Of course, not everyone can or wants to eat Italian-style. There are British alternatives - such as that baked potato instead of pasta, and onions instead of garlic. There are alternatives that will serve just as well. Again, make fish or poultry your main source of protein. Grill them, or shallow fry them in oil: for a bit of extra taste, try frying them in oatmeal. Don't reuse the oil more than three times: repeated use turns oils from 'unsaturated' to 'saturated'.
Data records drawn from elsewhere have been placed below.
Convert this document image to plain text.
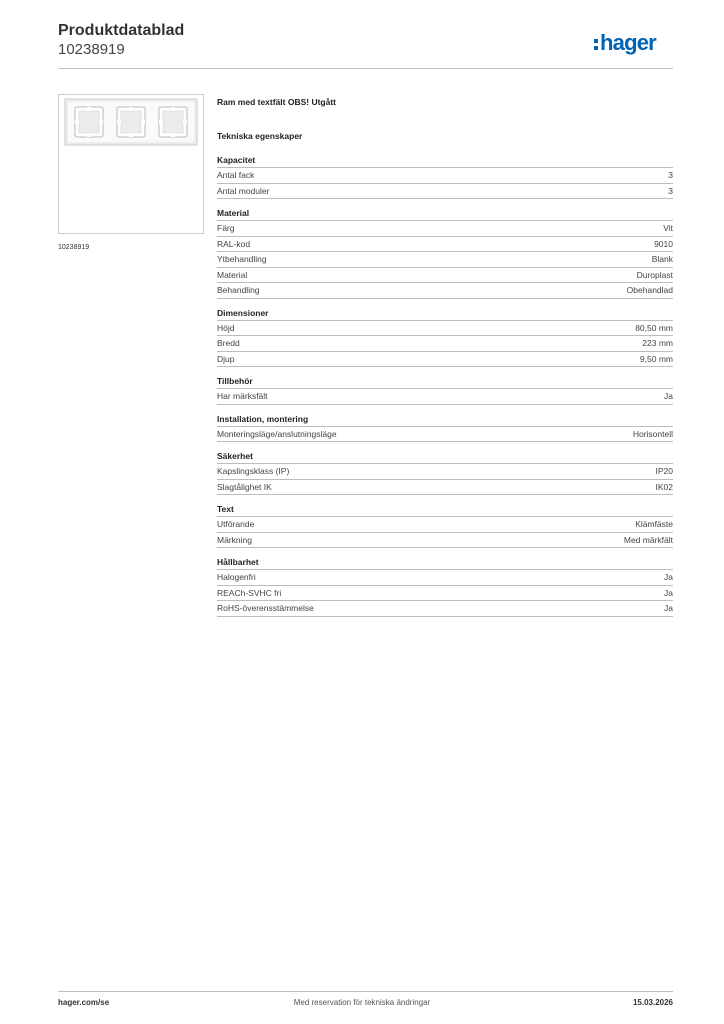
Produktdatablad
10238919	hager
10238919
Ram med textfält OBS! Utgått
Tekniska egenskaper
Kapacitet
Antal fack	3
Antal moduler	3
Material
Färg	Vit
RAL-kod	9010
Ytbehandling	Blank
Material	Duroplast
Behandling	Obehandlad
Dimensioner
Höjd	80,50 mm
Bredd	223 mm
Djup	9,50 mm
Tillbehör
Har märksfält	Ja
Installation, montering
Monteringsläge/anslutningsläge	Horisontell
Säkerhet
Kapslingsklass (IP)	IP20
Slagtålighet IK	IK02
Text
Utförande	Klämfäste
Märkning	Med märkfält
Hållbarhet
Halogenfri	Ja
REACh-SVHC fri	Ja
RoHS-överensstämmelse	Ja
hager.com/se	Med reservation för tekniska ändringar	15.03.2026
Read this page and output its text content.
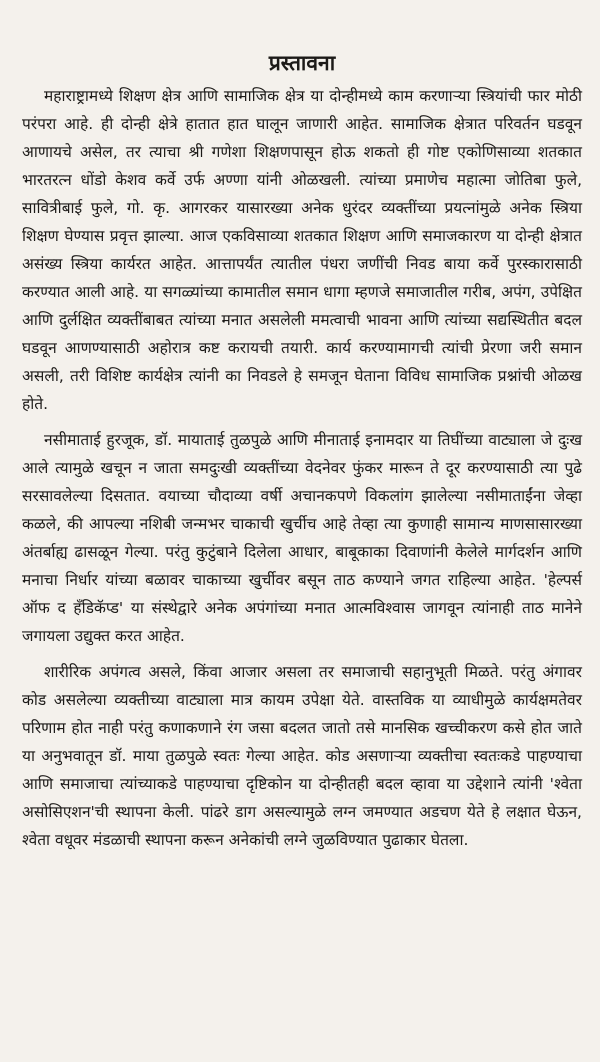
प्रस्तावना

महाराष्ट्रामध्ये शिक्षण क्षेत्र आणि सामाजिक क्षेत्र या दोन्हीमध्ये काम करणाऱ्या स्त्रियांची फार मोठी परंपरा आहे. ही दोन्ही क्षेत्रे हातात हात घालून जाणारी आहेत. सामाजिक क्षेत्रात परिवर्तन घडवून आणायचे असेल, तर त्याचा श्री गणेशा शिक्षणपासून होऊ शकतो ही गोष्ट एकोणिसाव्या शतकात भारतरत्न धोंडो केशव कर्वे उर्फ अण्णा यांनी ओळखली. त्यांच्या प्रमाणेच महात्मा जोतिबा फुले, सावित्रीबाई फुले, गो. कृ. आगरकर यासारख्या अनेक धुरंदर व्यक्तींच्या प्रयत्नांमुळे अनेक स्त्रिया शिक्षण घेण्यास प्रवृत्त झाल्या. आज एकविसाव्या शतकात शिक्षण आणि समाजकारण या दोन्ही क्षेत्रात असंख्य स्त्रिया कार्यरत आहेत. आत्तापर्यंत त्यातील पंधरा जणींची निवड बाया कर्वे पुरस्कारासाठी करण्यात आली आहे. या सगळ्यांच्या कामातील समान धागा म्हणजे समाजातील गरीब, अपंग, उपेक्षित आणि दुर्लक्षित व्यक्तींबाबत त्यांच्या मनात असलेली ममत्वाची भावना आणि त्यांच्या सद्यस्थितीत बदल घडवून आणण्यासाठी अहोरात्र कष्ट करायची तयारी. कार्य करण्यामागची त्यांची प्रेरणा जरी समान असली, तरी विशिष्ट कार्यक्षेत्र त्यांनी का निवडले हे समजून घेताना विविध सामाजिक प्रश्नांची ओळख होते.

नसीमाताई हुरजूक, डॉ. मायाताई तुळपुळे आणि मीनाताई इनामदार या तिघींच्या वाट्याला जे दुःख आले त्यामुळे खचून न जाता समदुःखी व्यक्तींच्या वेदनेवर फुंकर मारून ते दूर करण्यासाठी त्या पुढे सरसावलेल्या दिसतात. वयाच्या चौदाव्या वर्षी अचानकपणे विकलांग झालेल्या नसीमाताईंना जेव्हा कळले, की आपल्या नशिबी जन्मभर चाकाची खुर्चीच आहे तेव्हा त्या कुणाही सामान्य माणसासारख्या अंतर्बाह्य ढासळून गेल्या. परंतु कुटुंबाने दिलेला आधार, बाबूकाका दिवाणांनी केलेले मार्गदर्शन आणि मनाचा निर्धार यांच्या बळावर चाकाच्या खुर्चीवर बसून ताठ कण्याने जगत राहिल्या आहेत. 'हेल्पर्स ऑफ द हॅंडिकॅप्ड' या संस्थेद्वारे अनेक अपंगांच्या मनात आत्मविश्वास जागवून त्यांनाही ताठ मानेने जगायला उद्युक्त करत आहेत.

शारीरिक अपंगत्व असले, किंवा आजार असला तर समाजाची सहानुभूती मिळते. परंतु अंगावर कोड असलेल्या व्यक्तीच्या वाट्याला मात्र कायम उपेक्षा येते. वास्तविक या व्याधीमुळे कार्यक्षमतेवर परिणाम होत नाही परंतु कणाकणाने रंग जसा बदलत जातो तसे मानसिक खच्चीकरण कसे होत जाते या अनुभवातून डॉ. माया तुळपुळे स्वतः गेल्या आहेत. कोड असणाऱ्या व्यक्तीचा स्वतःकडे पाहण्याचा आणि समाजाचा त्यांच्याकडे पाहण्याचा दृष्टिकोन या दोन्हीतही बदल व्हावा या उद्देशाने त्यांनी 'श्वेता असोसिएशन'ची स्थापना केली. पांढरे डाग असल्यामुळे लग्न जमण्यात अडचण येते हे लक्षात घेऊन, श्वेता वधूवर मंडळाची स्थापना करून अनेकांची लग्ने जुळविण्यात पुढाकार घेतला.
The last ten years have seen a revolution in the vegetables and fruits that are available in British shops. We are no longer limited to cabbage, sprouts, carrots and peas, or apples, plums and pears. Vegetables are no longer seasonal. We can buy cauliflower, broccoli, courgettes, peppers, aubergines, avocados (full of fat, perhaps, but of the right sort), and a myriad of other vegetables all the year round.

The same goes for fruits: think of the variety of oranges now on the shelves, and the abundance of pineapples, grapes, melons and kiwi fruits. We can even enjoy fresh pawpaws, mangoes or guavas.

So changing your style of eating (abolish the thought that it is a 'diet') to include all these new possibilities should be looked on as an adventure, rather than an imposition - as a positive step to a much more enjoyable life.